Archive for April, 2007|Monthly archive page
Submission alarm
I’m distracted and can’t concentrate. It’s my health, my job, spring. Or, it’s the nonstop clang of my submission alarm.
Waiting is difficult. I’ve said it before and I’ll say it again. It is unbearable when the response is even slower than the 6 or 12 months predicted. At times it feels like molasses running uphill moves faster than the editors and publishers of books and magazines. See, even my petty antagonism shows.
Everything stops at 6 months plus 1 day…my mind wanders, I check the mail several times in an hour, I pace, I write and rewrite the same sentence, my blog posts are incoherent and pointless…everything stops.
This is when I need to regroup, reset the alarm, breathe deep. I’ll give them another 30 days or maybe 14; we’ll see.
If you can’t write, or something just feels wrong…check on your submission alarm. Maybe it is reminding you to send a follow up query or alerting you that it needs to be reset. Either way, you won’t get anything done until you remember the things that you are waiting for.
Novel writing software
I spent the day, yesterday, putting my novel in process into Power Structure. Novel writing programs are like new pens and clean sheafs of paper — they’re full of promise. One thing I know about writers — we love our equipment.
Really, all I’ve done is put chapter heads in the application. I needed help seeing where I had gaps, making my story arc more of ekg tape. Power Structure is helpful that way — I can move chapters around, add and delete, with great ease.
It’s a useful tool, as long as it doesn’t distract from the work at hand, the writing.
Character change is personal
We know it is essential to make our characters change. Suffer and change. That’s the basis for story, good story.
Yet, it is surprising how intensely we resist change in ourselves. The suffering involved in publishing our work is perfect catalyst for our own evolution. Each rejection is a plot point, a moment when we, ourselves, get to face the demon despair, and slay him.
Rejections keep us in close contact with the reality of our characters’ lives. We’re always giving them challenges that bring them exceedingly close to collapse. Rejection is their way of returning the “favor.”
In case you couldn’t tell — I received another rejection.
Breakthrough
I didn’t realize it but the reason I was stuck is because I didn’t know which direction to go. It was more a case of being caught at a crossroads then mired in muck.
Yesterday, with trumpets blaring and birds a twitter the fog lifted from the landscape and my novel narrator said, “This way. Let’s go this way.”
“But, that way full of trepidation, and sadness and bad things happening.”

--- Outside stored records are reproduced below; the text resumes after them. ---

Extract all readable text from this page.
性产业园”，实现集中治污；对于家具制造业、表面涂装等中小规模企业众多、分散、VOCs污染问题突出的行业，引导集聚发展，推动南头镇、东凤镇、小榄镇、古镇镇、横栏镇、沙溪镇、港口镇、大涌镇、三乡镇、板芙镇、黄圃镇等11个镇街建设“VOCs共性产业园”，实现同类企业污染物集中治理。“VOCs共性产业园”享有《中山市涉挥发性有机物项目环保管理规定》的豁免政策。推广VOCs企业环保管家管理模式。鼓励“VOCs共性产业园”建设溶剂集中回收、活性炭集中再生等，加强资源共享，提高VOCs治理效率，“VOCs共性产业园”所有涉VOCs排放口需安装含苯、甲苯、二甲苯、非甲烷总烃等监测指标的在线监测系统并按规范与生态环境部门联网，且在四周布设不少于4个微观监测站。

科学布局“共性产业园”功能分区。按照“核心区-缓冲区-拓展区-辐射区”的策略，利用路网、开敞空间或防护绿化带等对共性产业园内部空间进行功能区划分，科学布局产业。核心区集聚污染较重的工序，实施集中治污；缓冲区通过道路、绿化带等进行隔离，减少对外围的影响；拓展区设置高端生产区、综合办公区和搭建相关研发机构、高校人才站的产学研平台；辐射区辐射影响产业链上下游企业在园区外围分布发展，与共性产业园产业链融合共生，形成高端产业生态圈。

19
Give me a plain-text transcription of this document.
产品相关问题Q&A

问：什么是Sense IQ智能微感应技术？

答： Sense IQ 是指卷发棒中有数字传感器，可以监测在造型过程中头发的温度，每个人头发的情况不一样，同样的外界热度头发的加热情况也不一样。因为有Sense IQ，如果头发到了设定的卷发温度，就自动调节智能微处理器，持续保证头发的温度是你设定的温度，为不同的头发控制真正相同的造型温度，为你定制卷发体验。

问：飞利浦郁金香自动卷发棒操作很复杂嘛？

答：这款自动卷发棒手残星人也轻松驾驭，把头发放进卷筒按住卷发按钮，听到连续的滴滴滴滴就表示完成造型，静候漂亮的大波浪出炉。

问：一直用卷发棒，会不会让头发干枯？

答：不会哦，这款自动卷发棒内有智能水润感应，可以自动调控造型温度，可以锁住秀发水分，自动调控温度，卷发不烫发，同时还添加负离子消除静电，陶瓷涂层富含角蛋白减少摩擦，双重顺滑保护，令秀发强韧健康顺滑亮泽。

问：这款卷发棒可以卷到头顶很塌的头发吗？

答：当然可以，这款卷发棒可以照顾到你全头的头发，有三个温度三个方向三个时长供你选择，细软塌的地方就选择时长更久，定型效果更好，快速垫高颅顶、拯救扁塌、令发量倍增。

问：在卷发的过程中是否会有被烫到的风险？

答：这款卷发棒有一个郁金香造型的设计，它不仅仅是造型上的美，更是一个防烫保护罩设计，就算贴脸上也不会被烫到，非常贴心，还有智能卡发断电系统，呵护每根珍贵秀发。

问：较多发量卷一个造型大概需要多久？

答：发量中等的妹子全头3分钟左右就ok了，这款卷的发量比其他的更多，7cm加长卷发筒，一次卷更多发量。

“Exactly.” Jack took a few steps down the path, turned back to face me. “C’mon Samantha, get a grip. This is my story.”
Inching my foot forward, trembling, I followed. Jack raced off ahead…
Halleluja — I’m unstuck.
Getting my foot loose
Yesterday, I wrote. Today, I write.
That’s what these authors keep telling me — the only antidote to writers’ block is writing. Words on a page…
More on the novel
There was a nice novel writing post on NPR, today:
In the wake of tragedies in Baghdad, Western Sudan, Virginia, Gaza, and on and on…I cannot think of anything more or less to do than write.
Words to the wise
Kirby Larson says:
Re: writing a novel:
Don’t.
Just write every day.
Then you will have a novel.
How to write a novel
Bruce Holland Rogers, bless his commitment to helping other writers improve their craft and learn the business, just told me that one strategy for novel writing is to write a short story then flesh it out.
That sounds so easy. : )
We must write
I spoke to a friend the other day, a writer who isn’t writing. Is there any pain more searing than this?
I’ve struggled over the past two years to fit myself into the manacle of writing. Some would argue, “Don’t put that nasty thing on.” and others would counter, “You have no choice.”
As John Calderazzo put it: “I think it’s easy to quail at the audacity of the enterprise. At the same time, you gotta do what you gotta do, eh?”
We are writers and there is nothing more to do or say than that.
When writers forget
Hey, I didn’t post yesterday. Sorry about that. As I mentioned in a previous post — I’m really stuck. My novel is in deep muck and I’m trying to find my way out. Mostly, I’m covered in goo.
Are you writing? Waiting? Doing both at once? How do you move through the times when no words can be found?